There was also quite a lot of overshadowing fun, like Teresa Zsa Zsa Gabor Heinz Kerry Pick-a-Number stopping just short of macing a Pittsburgh Post-Gazette reporter who only wanted to find out what she meant when she called President Bush "unAmerican." Golly, what a funny lady. Turns out that back in the seventies, before anybody really knew she was a groupie for the rich and powerful, she referred to the Democrat party as "putrid" and Ted Kennedy in particular as "the perfect bastard." And tonight in her speech she promised that her Undead hubby will reverse global warming, among other things. Perhaps he'll erect a global umbrella over each magnetic pole or something. What needs to happen now is for her to ditch Lurch and hook up with Zell Miller; then the Green Acres analogy would be complete.

No synopsis of night number one at the "Spawn of Satan" convention (USA Today rooked themselves when they dumped the indominable Ms. Coulter) would be complete without a link to this photograph, which does kind of make Senator Kerry look like a "sperm" character in a Woody Allen movie. And they're trying to *avoid* repeating Michael Dukakis' mistakes? Besides, John Edwards looks that foolish even without riding around in a tank.But back to the speeches.

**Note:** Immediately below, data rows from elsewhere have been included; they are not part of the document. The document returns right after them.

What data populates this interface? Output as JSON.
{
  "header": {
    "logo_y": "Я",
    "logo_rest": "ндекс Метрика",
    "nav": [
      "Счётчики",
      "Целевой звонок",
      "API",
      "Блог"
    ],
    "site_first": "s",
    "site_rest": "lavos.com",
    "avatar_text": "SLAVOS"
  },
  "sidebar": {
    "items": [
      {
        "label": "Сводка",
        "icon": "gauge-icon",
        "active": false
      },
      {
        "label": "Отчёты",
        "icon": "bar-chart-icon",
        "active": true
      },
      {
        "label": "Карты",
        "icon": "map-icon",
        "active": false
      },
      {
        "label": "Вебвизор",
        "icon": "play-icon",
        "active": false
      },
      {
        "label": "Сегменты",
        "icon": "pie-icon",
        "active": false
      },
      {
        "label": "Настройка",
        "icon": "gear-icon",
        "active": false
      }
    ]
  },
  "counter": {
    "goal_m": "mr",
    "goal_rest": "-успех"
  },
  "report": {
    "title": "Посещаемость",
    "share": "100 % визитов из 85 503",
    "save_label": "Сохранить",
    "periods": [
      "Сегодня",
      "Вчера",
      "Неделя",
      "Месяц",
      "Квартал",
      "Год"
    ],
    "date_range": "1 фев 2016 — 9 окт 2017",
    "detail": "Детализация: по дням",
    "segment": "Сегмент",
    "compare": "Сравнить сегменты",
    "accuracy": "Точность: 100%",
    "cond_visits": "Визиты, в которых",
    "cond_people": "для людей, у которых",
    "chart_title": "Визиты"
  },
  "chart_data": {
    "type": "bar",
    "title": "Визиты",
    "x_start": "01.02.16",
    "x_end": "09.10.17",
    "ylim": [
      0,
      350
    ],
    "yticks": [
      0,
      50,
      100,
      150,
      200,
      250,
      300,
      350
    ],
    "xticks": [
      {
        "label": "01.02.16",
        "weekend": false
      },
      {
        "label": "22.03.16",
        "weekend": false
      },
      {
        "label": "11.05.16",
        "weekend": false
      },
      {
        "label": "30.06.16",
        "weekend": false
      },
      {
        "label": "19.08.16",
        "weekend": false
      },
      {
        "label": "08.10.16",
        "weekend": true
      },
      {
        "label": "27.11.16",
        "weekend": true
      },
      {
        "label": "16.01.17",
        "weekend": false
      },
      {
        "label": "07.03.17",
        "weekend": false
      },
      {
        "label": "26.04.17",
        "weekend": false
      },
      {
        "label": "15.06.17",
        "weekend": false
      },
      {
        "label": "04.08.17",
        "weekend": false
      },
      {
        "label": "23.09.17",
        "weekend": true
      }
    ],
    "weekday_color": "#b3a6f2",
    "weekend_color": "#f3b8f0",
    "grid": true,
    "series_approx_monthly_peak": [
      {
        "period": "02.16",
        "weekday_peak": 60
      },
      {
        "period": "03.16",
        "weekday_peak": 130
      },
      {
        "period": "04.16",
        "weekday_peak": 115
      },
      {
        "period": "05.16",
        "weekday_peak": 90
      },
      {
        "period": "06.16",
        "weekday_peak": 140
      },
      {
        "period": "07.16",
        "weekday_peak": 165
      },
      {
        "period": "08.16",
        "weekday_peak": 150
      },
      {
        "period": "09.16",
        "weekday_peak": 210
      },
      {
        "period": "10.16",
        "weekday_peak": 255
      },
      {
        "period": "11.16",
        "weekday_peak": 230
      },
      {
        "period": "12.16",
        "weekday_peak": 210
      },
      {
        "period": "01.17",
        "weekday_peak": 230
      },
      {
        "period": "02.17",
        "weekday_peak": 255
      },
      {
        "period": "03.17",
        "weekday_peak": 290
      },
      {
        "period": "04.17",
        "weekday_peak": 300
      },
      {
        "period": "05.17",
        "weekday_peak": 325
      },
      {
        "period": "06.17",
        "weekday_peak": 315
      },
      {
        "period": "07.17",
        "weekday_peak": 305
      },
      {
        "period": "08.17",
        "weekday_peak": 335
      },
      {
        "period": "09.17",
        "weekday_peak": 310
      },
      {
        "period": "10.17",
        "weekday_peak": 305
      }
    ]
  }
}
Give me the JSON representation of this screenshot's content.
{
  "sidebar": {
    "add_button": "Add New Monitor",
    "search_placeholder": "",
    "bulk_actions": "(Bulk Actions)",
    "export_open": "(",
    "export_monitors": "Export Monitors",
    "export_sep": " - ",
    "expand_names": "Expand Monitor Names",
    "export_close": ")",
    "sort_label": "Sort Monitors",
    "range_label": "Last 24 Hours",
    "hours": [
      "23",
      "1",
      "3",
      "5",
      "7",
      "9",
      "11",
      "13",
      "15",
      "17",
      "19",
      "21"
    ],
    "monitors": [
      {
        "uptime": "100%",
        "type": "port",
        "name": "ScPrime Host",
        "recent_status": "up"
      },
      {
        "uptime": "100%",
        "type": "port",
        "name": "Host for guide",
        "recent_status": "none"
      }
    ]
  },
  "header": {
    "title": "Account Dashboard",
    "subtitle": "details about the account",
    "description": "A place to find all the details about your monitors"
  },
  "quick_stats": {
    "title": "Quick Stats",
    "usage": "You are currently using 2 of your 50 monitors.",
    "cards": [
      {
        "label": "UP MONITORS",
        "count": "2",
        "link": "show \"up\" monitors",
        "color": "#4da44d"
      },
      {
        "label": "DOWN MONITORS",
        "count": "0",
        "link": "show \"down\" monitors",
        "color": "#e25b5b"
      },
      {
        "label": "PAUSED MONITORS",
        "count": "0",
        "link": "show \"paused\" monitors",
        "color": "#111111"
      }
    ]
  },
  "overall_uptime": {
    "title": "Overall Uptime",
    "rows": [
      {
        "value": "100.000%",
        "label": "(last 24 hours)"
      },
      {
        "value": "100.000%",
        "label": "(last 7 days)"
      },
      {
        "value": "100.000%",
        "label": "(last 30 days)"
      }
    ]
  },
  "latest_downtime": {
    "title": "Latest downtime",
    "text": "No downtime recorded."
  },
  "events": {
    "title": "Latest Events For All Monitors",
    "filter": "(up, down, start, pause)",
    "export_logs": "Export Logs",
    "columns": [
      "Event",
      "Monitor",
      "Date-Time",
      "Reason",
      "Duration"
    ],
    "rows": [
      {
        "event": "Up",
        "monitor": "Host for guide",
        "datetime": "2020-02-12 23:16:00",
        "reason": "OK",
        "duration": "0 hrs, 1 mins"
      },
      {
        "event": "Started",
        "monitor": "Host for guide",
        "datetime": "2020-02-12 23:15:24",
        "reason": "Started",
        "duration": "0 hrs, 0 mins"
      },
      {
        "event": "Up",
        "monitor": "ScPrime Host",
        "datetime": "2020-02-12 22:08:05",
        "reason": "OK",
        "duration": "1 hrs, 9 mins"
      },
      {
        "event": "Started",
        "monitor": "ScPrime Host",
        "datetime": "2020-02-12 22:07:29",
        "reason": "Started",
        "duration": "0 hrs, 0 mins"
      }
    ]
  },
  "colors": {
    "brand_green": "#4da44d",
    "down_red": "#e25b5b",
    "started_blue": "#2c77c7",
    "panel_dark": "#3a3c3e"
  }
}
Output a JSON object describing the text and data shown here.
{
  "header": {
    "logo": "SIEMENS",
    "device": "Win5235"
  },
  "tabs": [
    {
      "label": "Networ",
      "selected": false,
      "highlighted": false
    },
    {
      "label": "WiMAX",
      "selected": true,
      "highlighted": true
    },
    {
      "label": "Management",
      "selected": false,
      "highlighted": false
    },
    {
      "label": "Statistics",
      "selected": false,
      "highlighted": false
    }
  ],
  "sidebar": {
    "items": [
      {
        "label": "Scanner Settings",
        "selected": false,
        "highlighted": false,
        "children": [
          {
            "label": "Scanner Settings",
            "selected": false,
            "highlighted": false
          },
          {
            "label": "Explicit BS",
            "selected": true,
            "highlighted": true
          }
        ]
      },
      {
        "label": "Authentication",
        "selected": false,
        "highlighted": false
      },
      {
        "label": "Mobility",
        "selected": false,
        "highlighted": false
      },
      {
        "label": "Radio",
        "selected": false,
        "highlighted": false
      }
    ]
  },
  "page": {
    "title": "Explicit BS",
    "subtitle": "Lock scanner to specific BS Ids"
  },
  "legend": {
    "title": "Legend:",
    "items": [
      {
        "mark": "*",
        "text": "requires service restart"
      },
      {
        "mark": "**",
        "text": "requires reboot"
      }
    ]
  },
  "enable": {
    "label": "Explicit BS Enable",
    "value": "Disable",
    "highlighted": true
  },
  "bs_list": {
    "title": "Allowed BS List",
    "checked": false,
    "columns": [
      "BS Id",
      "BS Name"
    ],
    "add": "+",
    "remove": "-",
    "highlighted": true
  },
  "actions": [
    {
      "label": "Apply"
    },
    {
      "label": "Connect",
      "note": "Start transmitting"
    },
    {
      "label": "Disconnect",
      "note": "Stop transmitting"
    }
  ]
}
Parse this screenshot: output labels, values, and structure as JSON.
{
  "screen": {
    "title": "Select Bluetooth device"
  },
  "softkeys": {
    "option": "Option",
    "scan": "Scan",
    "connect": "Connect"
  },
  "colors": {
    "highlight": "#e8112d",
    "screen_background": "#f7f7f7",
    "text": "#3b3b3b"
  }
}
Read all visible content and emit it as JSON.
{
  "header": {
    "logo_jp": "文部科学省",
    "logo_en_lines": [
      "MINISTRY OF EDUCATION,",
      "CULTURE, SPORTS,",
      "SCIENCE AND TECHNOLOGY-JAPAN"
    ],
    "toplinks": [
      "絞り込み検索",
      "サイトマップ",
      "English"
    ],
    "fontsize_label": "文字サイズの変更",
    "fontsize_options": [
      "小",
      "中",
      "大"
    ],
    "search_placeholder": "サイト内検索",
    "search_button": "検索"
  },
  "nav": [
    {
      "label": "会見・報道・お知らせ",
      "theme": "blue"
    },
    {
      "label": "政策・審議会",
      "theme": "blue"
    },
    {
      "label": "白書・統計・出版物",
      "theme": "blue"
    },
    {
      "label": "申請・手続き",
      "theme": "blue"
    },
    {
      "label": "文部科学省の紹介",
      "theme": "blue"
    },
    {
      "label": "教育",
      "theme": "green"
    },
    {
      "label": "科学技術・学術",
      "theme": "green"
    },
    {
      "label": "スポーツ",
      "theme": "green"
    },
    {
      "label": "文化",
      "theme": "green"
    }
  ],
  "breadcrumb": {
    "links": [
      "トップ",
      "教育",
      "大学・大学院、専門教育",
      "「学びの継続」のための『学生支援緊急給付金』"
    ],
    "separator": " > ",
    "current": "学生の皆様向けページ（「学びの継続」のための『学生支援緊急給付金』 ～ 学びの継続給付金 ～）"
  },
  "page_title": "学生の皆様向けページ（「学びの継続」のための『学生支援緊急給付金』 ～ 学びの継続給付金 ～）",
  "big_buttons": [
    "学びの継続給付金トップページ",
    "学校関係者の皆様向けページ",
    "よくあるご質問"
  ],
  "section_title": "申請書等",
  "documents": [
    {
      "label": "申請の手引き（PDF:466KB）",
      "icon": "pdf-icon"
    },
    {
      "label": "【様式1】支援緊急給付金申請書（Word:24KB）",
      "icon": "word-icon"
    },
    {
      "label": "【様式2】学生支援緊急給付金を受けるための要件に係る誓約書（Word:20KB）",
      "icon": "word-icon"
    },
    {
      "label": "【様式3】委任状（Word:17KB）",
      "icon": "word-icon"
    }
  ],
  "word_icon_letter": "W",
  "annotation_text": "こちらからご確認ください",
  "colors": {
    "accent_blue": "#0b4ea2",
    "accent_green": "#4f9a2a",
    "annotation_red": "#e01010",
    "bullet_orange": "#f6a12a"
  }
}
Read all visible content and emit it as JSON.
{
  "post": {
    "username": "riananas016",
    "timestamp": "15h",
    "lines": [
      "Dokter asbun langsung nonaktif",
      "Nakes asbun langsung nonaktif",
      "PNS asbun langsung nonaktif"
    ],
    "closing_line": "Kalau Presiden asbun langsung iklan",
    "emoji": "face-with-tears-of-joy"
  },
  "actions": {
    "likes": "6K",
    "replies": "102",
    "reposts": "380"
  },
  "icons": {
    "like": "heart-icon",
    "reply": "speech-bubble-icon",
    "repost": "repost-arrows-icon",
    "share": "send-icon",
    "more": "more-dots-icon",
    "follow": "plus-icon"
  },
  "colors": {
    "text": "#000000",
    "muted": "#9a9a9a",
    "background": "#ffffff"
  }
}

What did we learn from the oratory spat forth onto the Menshevik faithful? Well, let me rephrase that - what did we hear from the speakers, and at what depth was the spittle after the proceedings were concluded and the audience whipped back into their cages for the night?

Al Gore was basically the same rabid warthog he's been ever since he tried to overthrow the last election, only this time it appeared that they shot him with a tranquilizer dart. So instead of being maniacal to the brink of demon possession, his talk was "casual" and "wistful" instead. Which is to say, a self-pitying dirge of the sort that oftentimes revs a bitterender like Fat Albert right back up to the crazed raving from which he was just calmed down.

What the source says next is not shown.